Quaker Memorial Meetings — A Great Gift

June 15, 2014 § Leave a comment

I went to a Quaker memorial meeting for a f/Friend yesterday. The meetinghouse of the host meeting (New Brunswick, New Jersey) would not have been big enough for the gathering, so it was held in Kirkpatrick Chapel, the beautiful chapel of Rutgers College. 

Time constraints, I think, prevented us from centering down for a good while before the speaking began; another group was scheduled for the space, I hear. A couple of prepared messages from family followed directly after the clerk’s introduction and then the meeting opened right away to other messages. Even so, the sharing was good and there were some nice passages of quiet time between some of them. And we ended with How Can I Keep From Singing? Lord, how I love that song, just as John did, the man we were memorializing.
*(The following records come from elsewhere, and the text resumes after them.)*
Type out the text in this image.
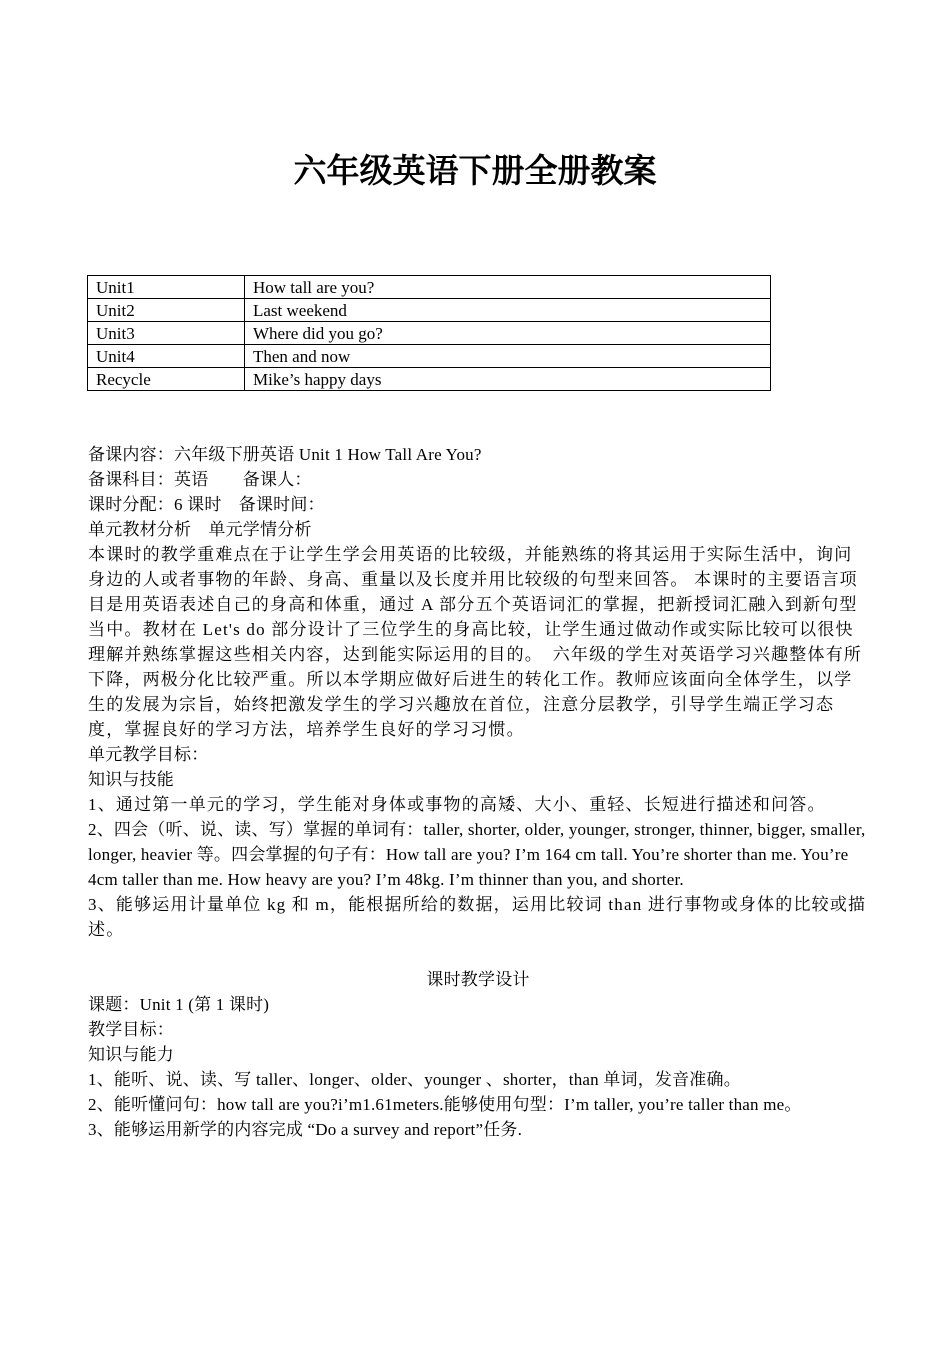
六年级英语下册全册教案
Unit1	How tall are you?
Unit2	Last weekend
Unit3	Where did you go?
Unit4	Then and now
Recycle	Mike’s happy days

备课内容：六年级下册英语 Unit 1 How Tall Are You?

备课科目：英语　　备课人：

课时分配：6 课时　备课时间：

单元教材分析　单元学情分析

本课时的教学重难点在于让学生学会用英语的比较级，并能熟练的将其运用于实际生活中，询问身边的人或者事物的年龄、身高、重量以及长度并用比较级的句型来回答。 本课时的主要语言项目是用英语表述自己的身高和体重，通过 A 部分五个英语词汇的掌握，把新授词汇融入到新句型当中。教材在 Let's do 部分设计了三位学生的身高比较，让学生通过做动作或实际比较可以很快理解并熟练掌握这些相关内容，达到能实际运用的目的。　六年级的学生对英语学习兴趣整体有所下降，两极分化比较严重。所以本学期应做好后进生的转化工作。教师应该面向全体学生，以学生的发展为宗旨，始终把激发学生的学习兴趣放在首位，注意分层教学，引导学生端正学习态度，掌握良好的学习方法，培养学生良好的学习习惯。

单元教学目标：

知识与技能

1、通过第一单元的学习，学生能对身体或事物的高矮、大小、重轻、长短进行描述和问答。

2、四会（听、说、读、写）掌握的单词有：taller, shorter, older, younger, stronger, thinner, bigger, smaller, longer, heavier 等。四会掌握的句子有：How tall are you? I’m 164 cm tall. You’re shorter than me. You’re 4cm taller than me. How heavy are you? I’m 48kg. I’m thinner than you, and shorter.

3、能够运用计量单位 kg 和 m，能根据所给的数据，运用比较词 than 进行事物或身体的比较或描述。

课时教学设计

课题：Unit 1 (第 1 课时)

教学目标：

知识与能力

1、能听、说、读、写 taller、longer、older、younger 、shorter，than 单词，发音准确。

2、能听懂问句：how tall are you?i’m1.61meters.能够使用句型：I’m taller, you’re taller than me。

3、能够运用新学的内容完成 “Do a survey and report”任务.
From reading the journal of Elias Hicks, it seems that, in the elder days, we would get two kinds of vocal ministry at meetings for burial. Hicks himself seemed to relish these occasions and often stepped up to the challenge. He seemed to favor the kind that I would paraphrase thus: you never know when you will be called before the throne of judgment, so for the sake of your immortal soul, you better live a life of righteousness. Are you listening, you youngsters? We don’t get that kind of message much anymore, but from Hicks I get the sense that exhortations like this were the main event.

These days, however, the other kind inevitably pours out in a lovely stream of good will: testimonies to the ways in which the Light was manifest in the life of the deceased, reflecting the inner work that the Holy Spirit and that person had done together.

Oh, people don’t always make it so spiritual, especially those who are not Friends. Most folks just relive an aspect of their relationship with the person whose life is being celebrated and they share their love with the rest of us. But it’s so good, whether it’s phrased in a religious way or not.

And there’s almost always some good humor. Often quite a lot of laughing, in fact. And a good number of the gathered meetings I’ve attended have been memorial meetings.

So—what a blessing this is! The Quaker meeting for celebration of a life and the Quaker meeting for marriage are two of our most precious gifts to the world, I think. No empty forms; not one homily, but several, from the heart, usually, not the head; no rote prayers or scriptural theologizing about the afterlife; just human love encapsulated in personal words.